The only other question requiring consideration relates to the amount of Kelley’s remuneration. By the terms of G-. L. 5758, the act does not apply to a workman whose remuneration exceeds two thousand dollars per year, unless the agreement therein specified is entered into. No^ such agreement was made between Kelley and the defendant, so if he belonged to the class of workmen referred to in this provision, he was outside the act, and the claimant cannot recover. The findings show that during the year just prior to his death he actually received as earnings slightly more than two thousand dollars.

By G. L. 5777, the average weekly wage of the workman is made the basis of the death benefits thereunder, and by G. L. 5790, as it read when this accident occurred, it is provided that that average shall be computed — disregarding a proviso not applicable here — so as to ascertain the average of his weekly earnings during the twelve months preceding his injury; but if at that time he is regularly employed in a ‘higher grade of work than formerly during the year, and with larger regular wages, only such larger wages shall be considered in computing his average weekly wages. So the defendant argues that to make the whole act logical and consistent, the remuneration referred to'in G. L. 5758 should be *57computed in the way specified in one or the other of the clauses of G. L. 5777 — either by taking what the workman actually earned during the previous year, or by taking the sum which his present wage would come to in a year. Obviously, Kelley was outside the act if his remuneration was to be computed by either of these methods.

The whole question depends upon the construction of the statute. The Legislature has not pointed out the proper method of procedure to ascertain the remuneration, and there are no decisions to give much aid to the proper solution of that problem. In these circumstances, we are at full liberty to ascribe to this provision a meaning, which, in our judgment, best accords with the general legislative intent, and best carries into effect the beneficent purposes of the act.

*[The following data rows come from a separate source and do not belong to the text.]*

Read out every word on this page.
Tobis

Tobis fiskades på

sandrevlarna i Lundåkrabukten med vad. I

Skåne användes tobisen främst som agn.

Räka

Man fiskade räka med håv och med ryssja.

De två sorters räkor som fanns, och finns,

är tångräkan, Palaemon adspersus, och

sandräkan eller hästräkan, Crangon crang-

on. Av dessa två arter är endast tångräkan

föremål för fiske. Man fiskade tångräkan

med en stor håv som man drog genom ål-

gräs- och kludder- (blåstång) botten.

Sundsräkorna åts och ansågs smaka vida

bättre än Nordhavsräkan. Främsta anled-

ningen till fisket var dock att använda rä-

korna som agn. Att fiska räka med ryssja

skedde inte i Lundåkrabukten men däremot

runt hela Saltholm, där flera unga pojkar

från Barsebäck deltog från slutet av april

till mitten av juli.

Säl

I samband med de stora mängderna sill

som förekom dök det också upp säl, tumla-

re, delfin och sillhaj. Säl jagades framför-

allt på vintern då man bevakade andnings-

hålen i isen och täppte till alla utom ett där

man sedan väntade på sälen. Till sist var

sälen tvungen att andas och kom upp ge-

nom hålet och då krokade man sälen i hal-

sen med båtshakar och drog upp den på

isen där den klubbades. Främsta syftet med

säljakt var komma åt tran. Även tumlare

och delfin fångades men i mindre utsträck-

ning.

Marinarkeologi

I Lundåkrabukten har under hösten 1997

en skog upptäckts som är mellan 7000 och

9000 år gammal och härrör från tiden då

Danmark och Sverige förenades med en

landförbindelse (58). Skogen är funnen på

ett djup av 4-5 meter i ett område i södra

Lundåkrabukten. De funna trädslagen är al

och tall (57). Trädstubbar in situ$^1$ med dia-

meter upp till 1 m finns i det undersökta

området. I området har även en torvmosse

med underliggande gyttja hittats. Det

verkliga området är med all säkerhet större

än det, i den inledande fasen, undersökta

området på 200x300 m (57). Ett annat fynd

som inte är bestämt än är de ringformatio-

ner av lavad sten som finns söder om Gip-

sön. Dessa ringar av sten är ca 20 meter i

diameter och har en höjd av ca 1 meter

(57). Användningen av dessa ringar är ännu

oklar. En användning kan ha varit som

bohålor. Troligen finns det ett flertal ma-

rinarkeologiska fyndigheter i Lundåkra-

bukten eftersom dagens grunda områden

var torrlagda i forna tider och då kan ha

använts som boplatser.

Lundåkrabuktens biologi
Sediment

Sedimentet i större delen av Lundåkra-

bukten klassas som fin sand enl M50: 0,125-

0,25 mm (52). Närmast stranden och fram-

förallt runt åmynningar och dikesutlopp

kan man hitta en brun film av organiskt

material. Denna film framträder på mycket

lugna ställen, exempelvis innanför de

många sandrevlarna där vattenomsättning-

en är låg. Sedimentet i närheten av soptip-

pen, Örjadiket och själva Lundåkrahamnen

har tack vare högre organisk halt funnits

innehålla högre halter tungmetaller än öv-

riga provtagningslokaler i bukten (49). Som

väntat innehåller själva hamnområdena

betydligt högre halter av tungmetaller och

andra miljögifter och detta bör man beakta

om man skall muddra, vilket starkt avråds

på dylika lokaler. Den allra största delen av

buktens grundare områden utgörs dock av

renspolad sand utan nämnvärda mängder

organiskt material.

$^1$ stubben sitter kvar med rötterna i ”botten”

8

This requires us to adopt such a construction as will extend its provisions to the largest possible class of employees, and to restrict those excluded from its provisions to the smallest possible class. We ought also to give it such a construction as will make its application as certain as ■possible to the end that both employer and workman may know in advance whether it is to regulate their relations or not.

[10] We hold, therefore, that the only employees excluded from the act under this section are those working under a contract the definite term of which is one full year or more, and at a determined or determinable wage amounting to more than two thousand dollars; and that all other employees, regardless of the total amount earned, are within the act.

The language of the section under consideration supports this construction: It is to the effect that an employee is one who serves an employer, but not one whose remuneration exceeds the sum specified. It is apparent that the remuneration thus spoken of refers to that received from the employer mentioned- — the man from whom compensation is to be demanded. If we apply this provision to all the workman’s employments, without regard to the term of the engagements, the result is thrown into uncertainty, and in many cases neither employer nor employee will or could know in advance whether their engagement is to be within the act.

The construction we adopt makes the provision simple and workable, and harmonizes both with the spirit of the act itself and the spirit of the times which prompted its passage by th'e *58Legislature. Tested by this rule, Kelley was within the act, and the result reached by the commissioner was correct.

The award is affirmed with costs. Let the result be certified to the Commissioner of Industries.